Sikka brings decades of experience to the debate.A PhD graduate of Stanford University – where he studied under John McCarthy, the scientist who coined the term “artificial intelligence” in 1955 – he has held leadership positions at SAP and Infosys. Inspired by lessons learned from McCarthy, Sikka collaborated with his son on a study, “Hallucination Stations: On Some Basic Limitations of Transformer-Based Language Models,” published in July, to explore these limitations.
“You have to perform extreme caution when you do these kinds of things.”
However, Sikka believes a solution is within reach: augmenting LLMs with verification systems. He points to Vianai’s Hila, which he says can reduce financial reporting time from 20 days to just five minutes by combining an LLM with a domain-specific knowledge model.”For certain domains, when you surround the LLM with guardrails, with reliable approaches that are proven, then you are able to provide reliability in the overall system,” he said. “It’s not only us. A lot of systems out there work like that where they pair the LLM with another system which is able to ensure that the LLM has correctness. So we do that in our product Hila. We combine the LLM with a knowledge model for a particular domain and then, after that, Hila does not make mistakes.”

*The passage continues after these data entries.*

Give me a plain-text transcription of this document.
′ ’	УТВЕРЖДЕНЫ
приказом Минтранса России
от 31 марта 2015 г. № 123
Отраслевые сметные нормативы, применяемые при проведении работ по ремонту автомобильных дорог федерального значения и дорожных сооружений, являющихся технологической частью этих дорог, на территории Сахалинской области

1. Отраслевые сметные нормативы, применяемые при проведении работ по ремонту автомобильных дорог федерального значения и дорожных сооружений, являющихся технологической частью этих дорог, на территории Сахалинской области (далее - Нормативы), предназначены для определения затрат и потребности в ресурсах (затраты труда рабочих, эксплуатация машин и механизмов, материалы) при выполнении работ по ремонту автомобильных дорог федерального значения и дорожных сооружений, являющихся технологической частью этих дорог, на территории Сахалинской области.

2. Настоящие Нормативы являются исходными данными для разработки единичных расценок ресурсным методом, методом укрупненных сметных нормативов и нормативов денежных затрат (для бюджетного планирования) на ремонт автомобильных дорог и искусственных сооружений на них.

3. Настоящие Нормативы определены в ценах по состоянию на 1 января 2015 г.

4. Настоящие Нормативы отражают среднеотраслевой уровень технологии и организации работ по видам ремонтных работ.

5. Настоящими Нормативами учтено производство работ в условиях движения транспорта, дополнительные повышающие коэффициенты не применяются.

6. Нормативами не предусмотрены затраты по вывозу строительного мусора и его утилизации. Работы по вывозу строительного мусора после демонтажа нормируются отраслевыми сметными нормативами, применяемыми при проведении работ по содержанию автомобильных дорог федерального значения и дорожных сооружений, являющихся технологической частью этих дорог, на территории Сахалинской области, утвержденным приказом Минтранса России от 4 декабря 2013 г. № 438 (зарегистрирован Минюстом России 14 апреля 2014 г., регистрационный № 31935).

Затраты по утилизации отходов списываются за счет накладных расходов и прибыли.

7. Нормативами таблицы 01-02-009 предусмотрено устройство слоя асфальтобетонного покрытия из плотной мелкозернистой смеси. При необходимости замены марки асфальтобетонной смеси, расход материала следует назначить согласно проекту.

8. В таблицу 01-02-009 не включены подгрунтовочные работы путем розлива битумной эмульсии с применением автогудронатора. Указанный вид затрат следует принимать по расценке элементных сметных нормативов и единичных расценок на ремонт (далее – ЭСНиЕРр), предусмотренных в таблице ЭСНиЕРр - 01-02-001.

This approach mirrors the strategy employed by Google’s alphafold, which uses a custom LLM called Evoformer to generate potential protein structures, then feeds those candidates into a separate system to identify flaws. “And so anything that comes out of that has a much higher likelihood of being an actual protein, and then it repeats this cycle three times, and the outcome of that is pretty much guaranteed to be a protein for a particular situation,” Sikka explained, noting that AlphaFold has already produced 250,000 proteins using this method – a task that once required years of work by teams of scientists.
Sikka’s concerns are rooted in a long history of observing the ebb and flow of AI hype. He described the current moment as the “fourth time around” for AI mania,recalling similar surges of enthusiasm in the 1980s. He noted that despite the current successes in areas like coding, a recent MIT study revealed that 95 percent of AI projects ultimately fail. He likened the current state of AI to the early days of television, where news anchors simply read information as they had on the radio.
“I think so far,we are just regurgitating our prior known things using AI,but soon we will see breakthrough,new things that are possible,” Sikka predicted. He believes that carefully targeted applications of AI offer notable potential for return on investment, but cautioned against a “blanket use of LLMs.”
Sikka’s outlook is informed by insights gleaned from pioneers like Alan Kay and Marvin Minsky, the latter of whom wrote a letter of recommendation that helped Sikka gain admission to Stanford. Minsky, author of the influential 1986 book The Society of Mind, believed that intelligence arises from the interaction of multiple components. “That there is a collection of things that come together to create intelligence. I think that’s kind of where we will end up, but we’ll stumble along our way through to that,” Sikka summarized. Ultimately, understanding the boundaries of these powerful tools – a concept McCarthy termed “circumscription” – is crucial for responsible innovation.